At my company we are actually using dual primary for lots of our clusters (with ext4 or ext3 file system), but it comes with a price.
To give you some real-life background, we used to have SAN based clusters and in that case you of course always see the block device from both sides (similar to how DRBD in dual-primary node works). We also used HP Serviceguard to manage the clusters. Serviceguard uses LVM tags (vgchange --addtag
and vgchange --deltag
) for disk locking, and it also does very extensive tests to protect you from a split-brain situation. In short, if you let Serviceguard manage those disks, it will never make the mistake so you can use whatever filesystem you want (in our case, ext3, lately even ext4). It also requires that the disks are visible from both nodes (it is part of the cluster validation - it makes sure the devices are available on all nodes).
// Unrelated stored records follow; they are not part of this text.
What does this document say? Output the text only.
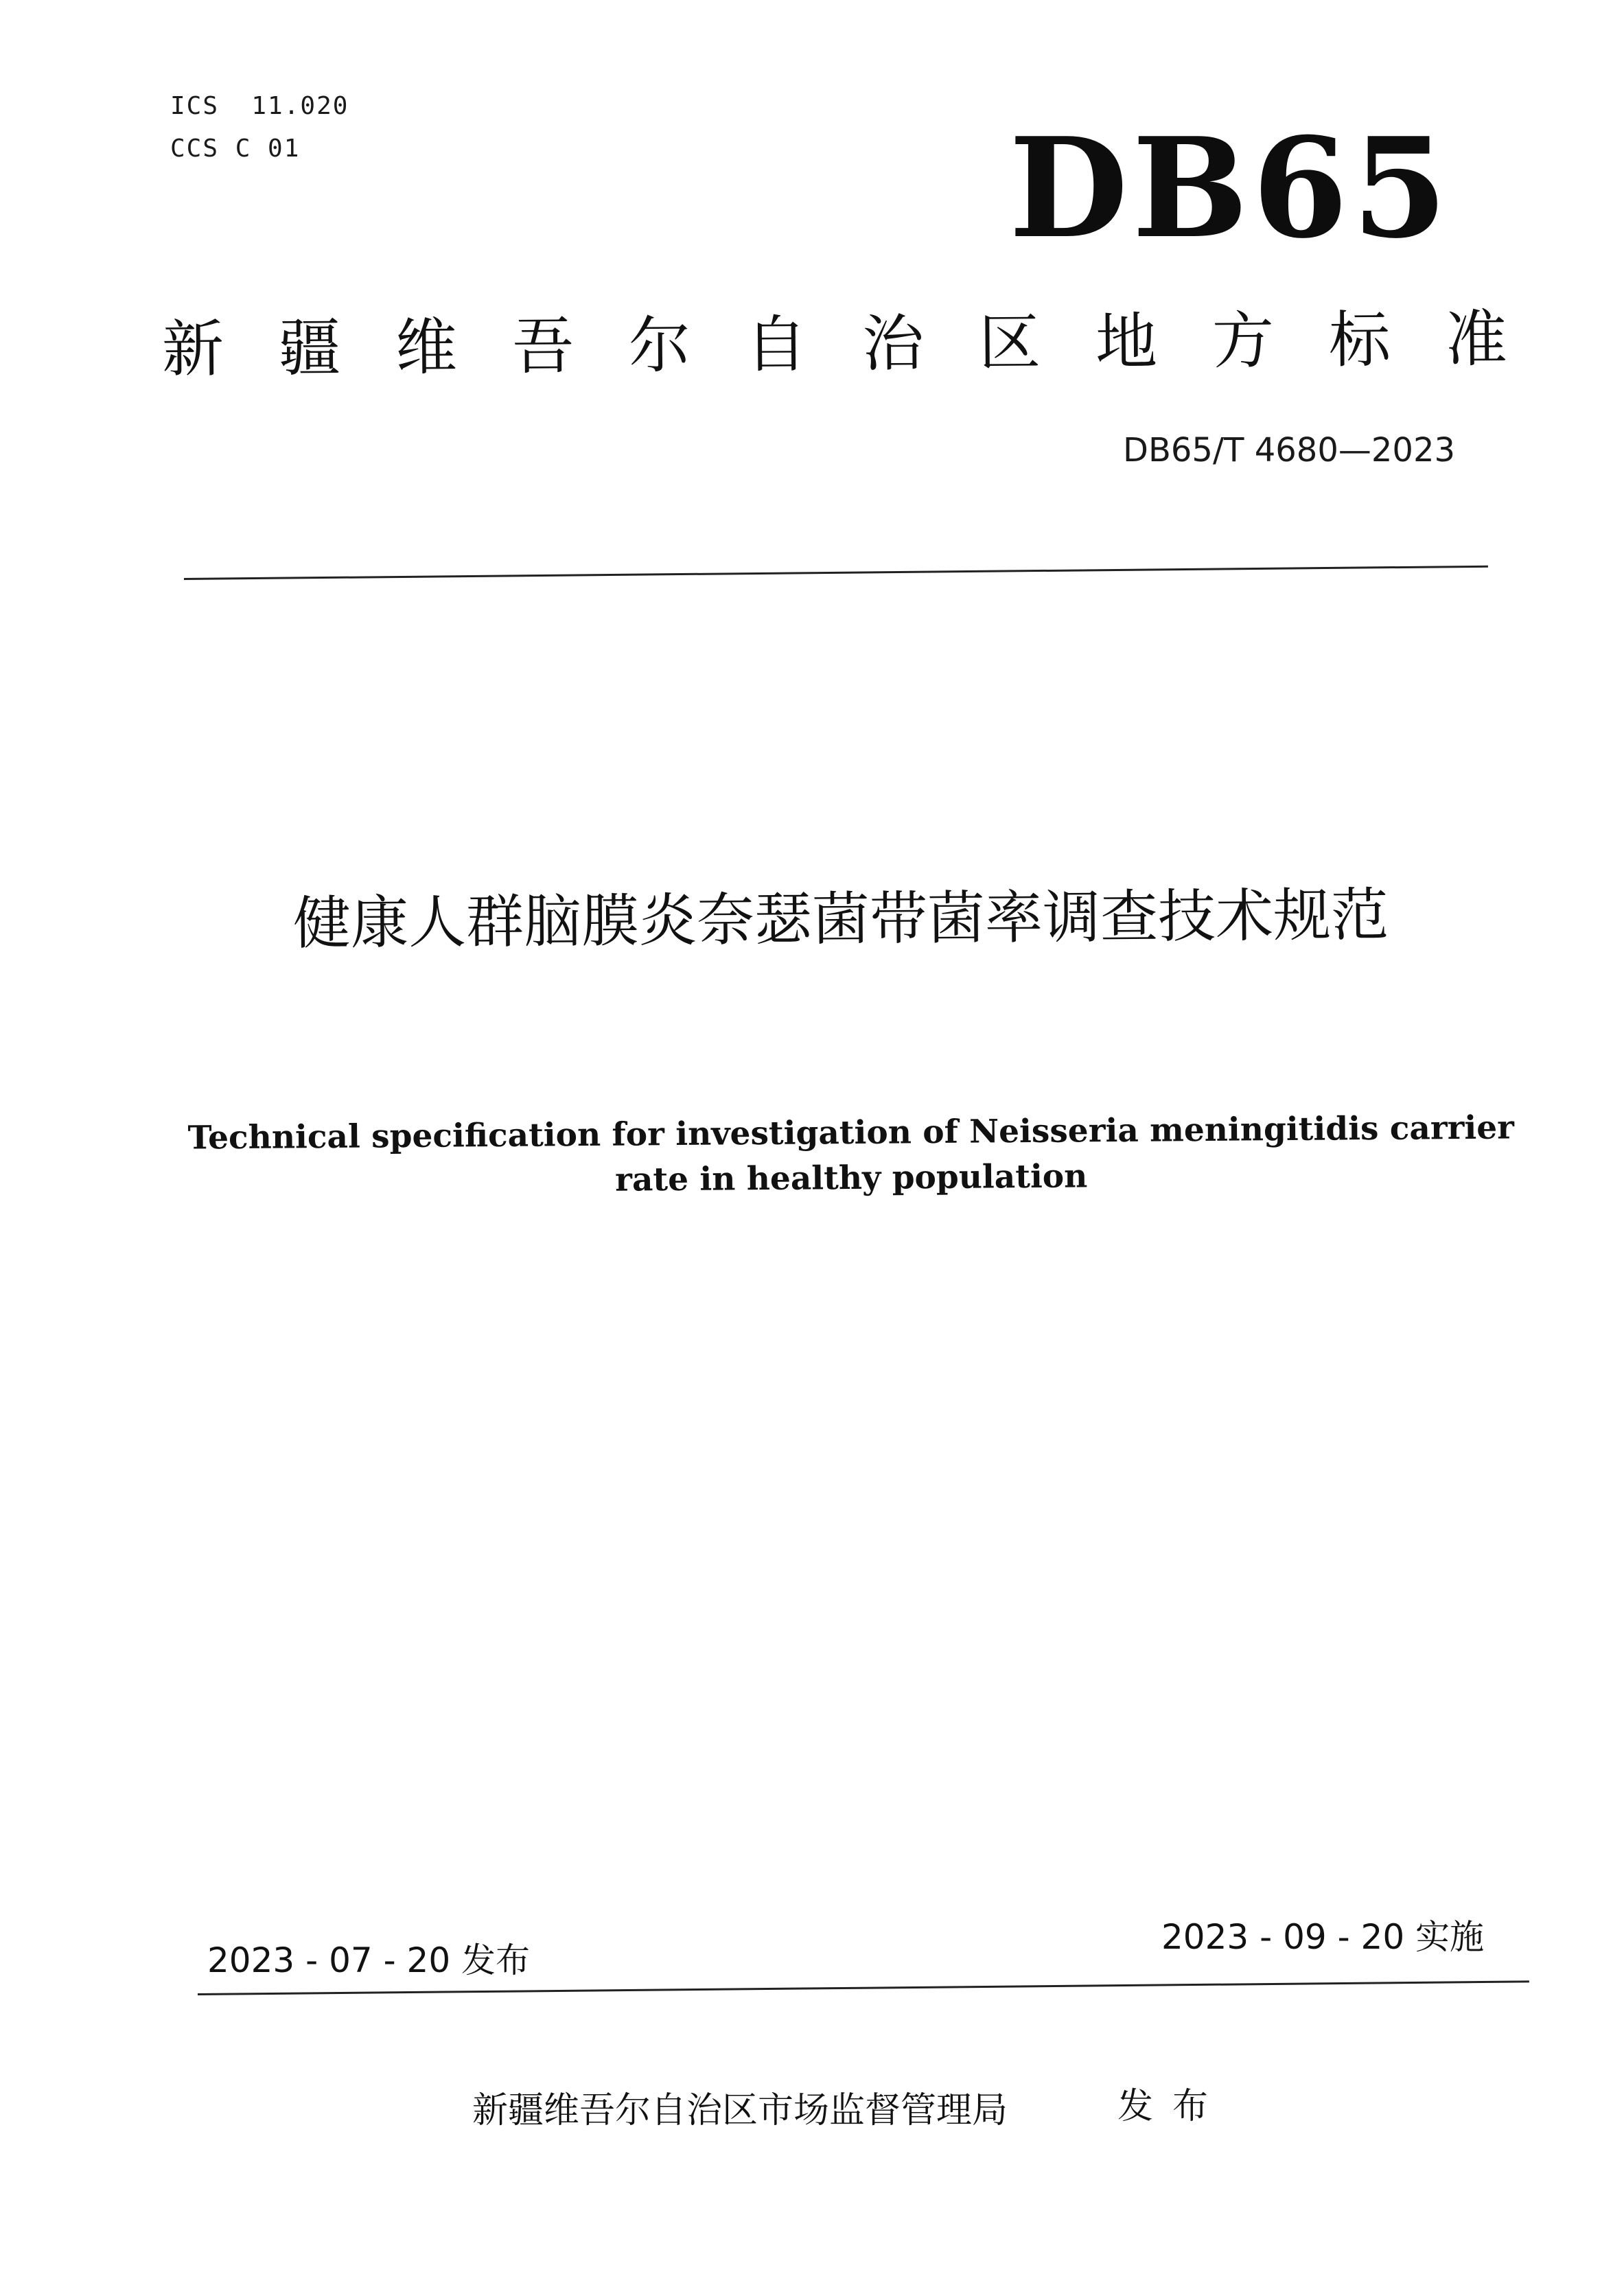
ICS  11.020
CCS C 01	DB65
新疆维吾尔自治区地方标准
DB65/T 4680—2023
健康人群脑膜炎奈瑟菌带菌率调查技术规范
Technical specification for investigation of Neisseria meningitidis carrier rate in healthy population
2023 - 07 - 20 发布
2023 - 09 - 20 实施
新疆维吾尔自治区市场监督管理局	发布
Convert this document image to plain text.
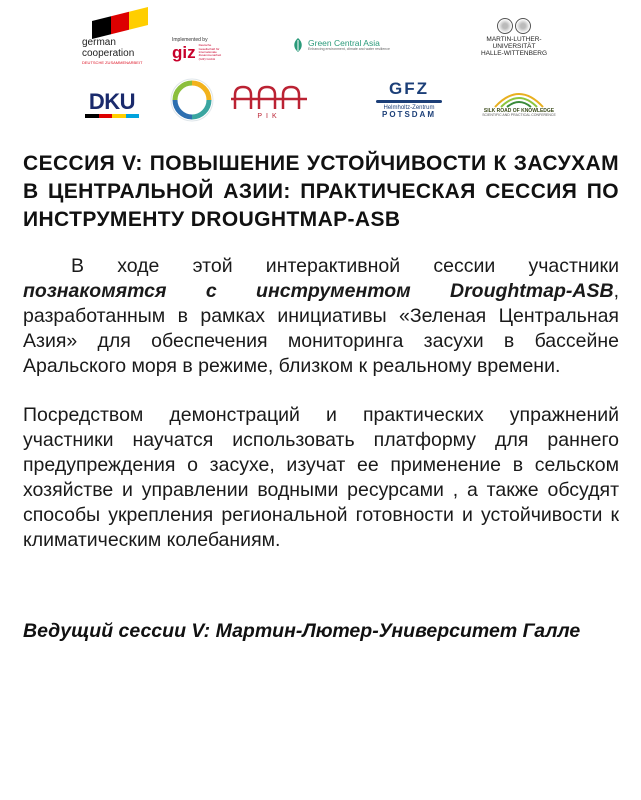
german
cooperation
DEUTSCHE ZUSAMMENARBEIT
Implemented by
giz Deutsche Gesellschaft für Internationale Zusammenarbeit (GIZ) GmbH
Green Central Asia
Enhancing environment, climate and water resilience
MARTIN-LUTHER-
UNIVERSITÄT
HALLE-WITTENBERG
DKU
PIK
GFZ
Helmholtz-Zentrum
POTSDAM	SILK ROAD OF KNOWLEDGE
SCIENTIFIC AND PRACTICAL CONFERENCE
СЕССИЯ V: ПОВЫШЕНИЕ УСТОЙЧИВОСТИ К ЗАСУХАМ В ЦЕНТРАЛЬНОЙ АЗИИ: ПРАКТИЧЕСКАЯ СЕССИЯ ПО ИНСТРУМЕНТУ DROUGHTMAP-ASB

В ходе этой интерактивной сессии участники познакомятся с инструментом Droughtmap-ASB, разработанным в рамках инициативы «Зеленая Центральная Азия» для обеспечения мониторинга засухи в бассейне Аральского моря в режиме, близком к реальному времени.

Посредством демонстраций и практических упражнений участники научатся использовать платформу для раннего предупреждения о засухе, изучат ее применение в сельском хозяйстве и управлении водными ресурсами , а также обсудят способы укрепления региональной готовности и устойчивости к климатическим колебаниям.

Ведущий сессии V: Мартин-Лютер-Университет Галле
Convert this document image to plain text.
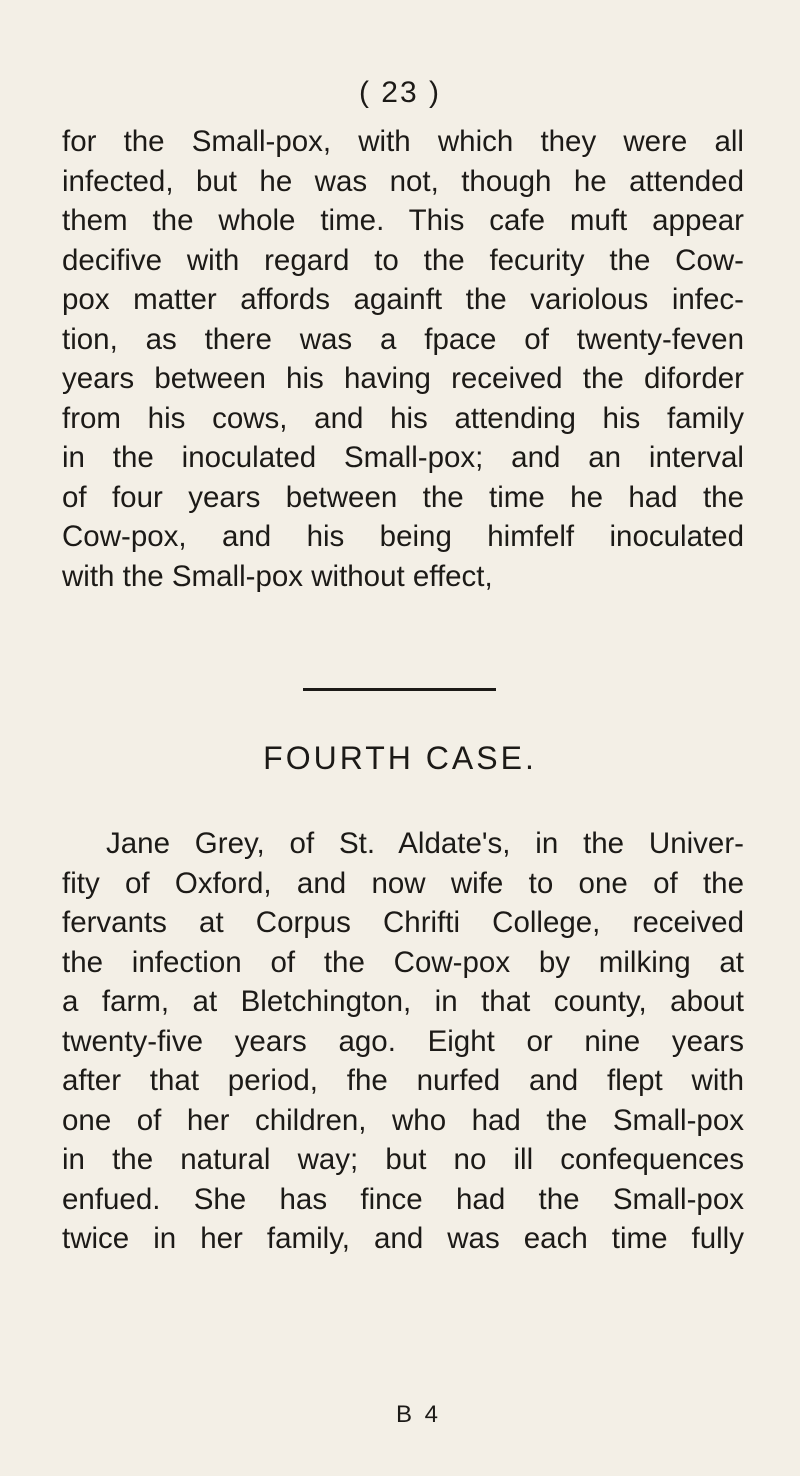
( 23 )
for the Small-pox, with which they were all
infected, but he was not, though he attended
them the whole time. This cafe muft appear
decifive with regard to the fecurity the Cow-
pox matter affords againft the variolous infec-
tion, as there was a fpace of twenty-feven
years between his having received the diforder
from his cows, and his attending his family
in the inoculated Small-pox; and an interval
of four years between the time he had the
Cow-pox, and his being himfelf inoculated
with the Small-pox without effect,
FOURTH CASE.
Jane Grey, of St. Aldate's, in the Univer-
fity of Oxford, and now wife to one of the
fervants at Corpus Chrifti College, received
the infection of the Cow-pox by milking at
a farm, at Bletchington, in that county, about
twenty-five years ago. Eight or nine years
after that period, fhe nurfed and flept with
one of her children, who had the Small-pox
in the natural way; but no ill confequences
enfued. She has fince had the Small-pox
twice in her family, and was each time fully
B 4
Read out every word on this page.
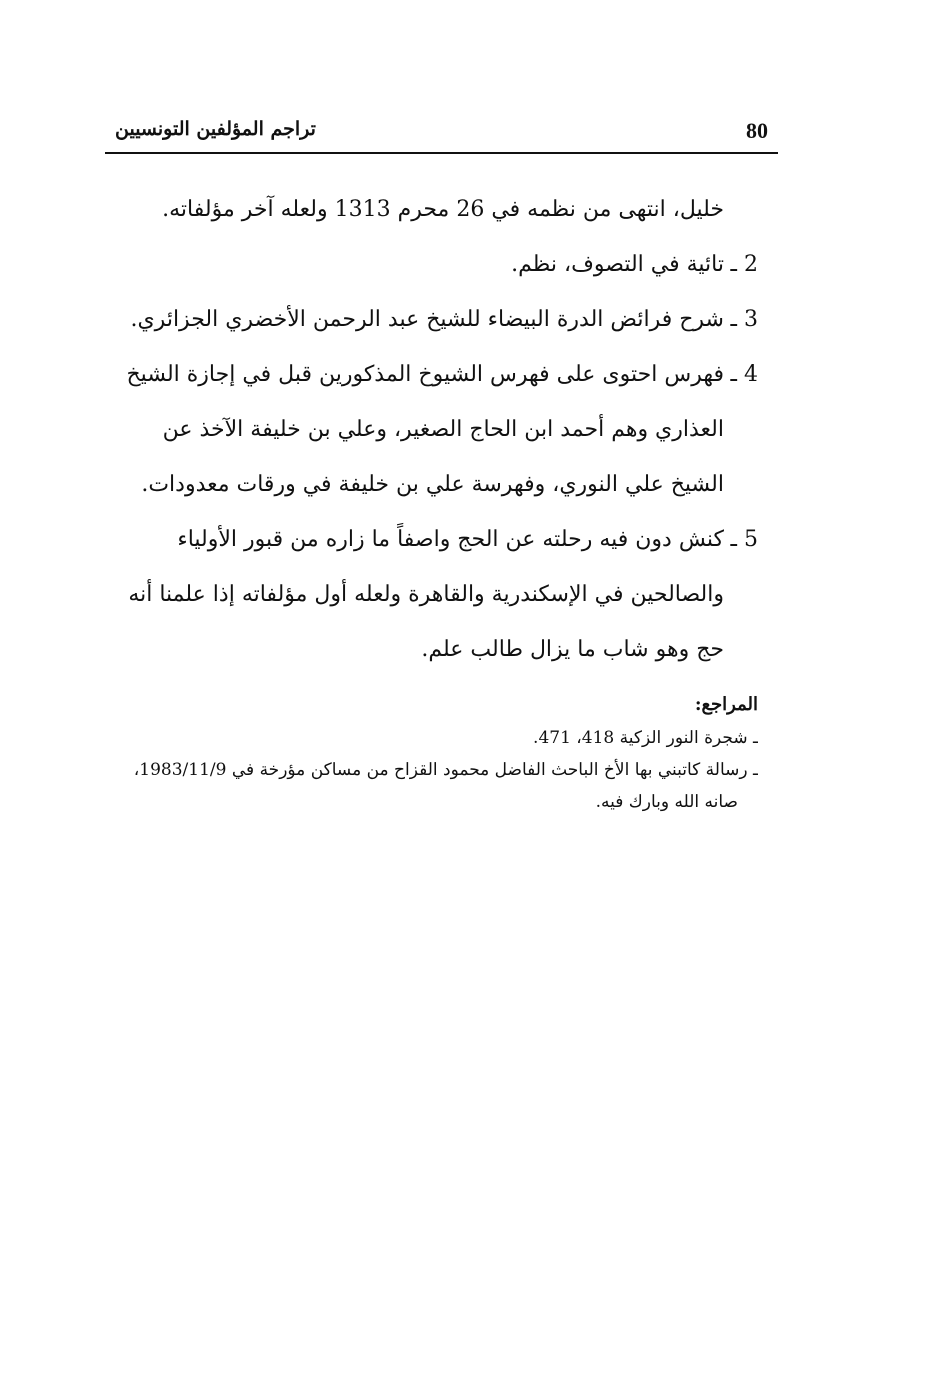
80
تراجم المؤلفين التونسيين
خليل، انتهى من نظمه في 26 محرم 1313 ولعله آخر مؤلفاته.
2 ـ
تائية في التصوف، نظم.
3 ـ
شرح فرائض الدرة البيضاء للشيخ عبد الرحمن الأخضري الجزائري.
4 ـ
فهرس احتوى على فهرس الشيوخ المذكورين قبل في إجازة الشيخ
العذاري وهم أحمد ابن الحاج الصغير، وعلي بن خليفة الآخذ عن
الشيخ علي النوري، وفهرسة علي بن خليفة في ورقات معدودات.
5 ـ
كنش دون فيه رحلته عن الحج واصفاً ما زاره من قبور الأولياء
والصالحين في الإسكندرية والقاهرة ولعله أول مؤلفاته إذا علمنا أنه
حج وهو شاب ما يزال طالب علم.
المراجع:
ـ شجرة النور الزكية 418، 471.
ـ رسالة كاتبني بها الأخ الباحث الفاضل محمود القزاح من مساكن مؤرخة في 1983/11/9،
صانه الله وبارك فيه.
After we retired that expensive hardware (the SAN) we kept the expensive software (Serviceguard) around and so we had to use DRBD in a similar setup with block devices visible from all nodes -- i.e. dual-primary.
Of course, nothing can stop you from mounting the wrong disk by mistake and then you are toast. But that is a warning that is valid when you access a SAN disk from multiple nodes anyway.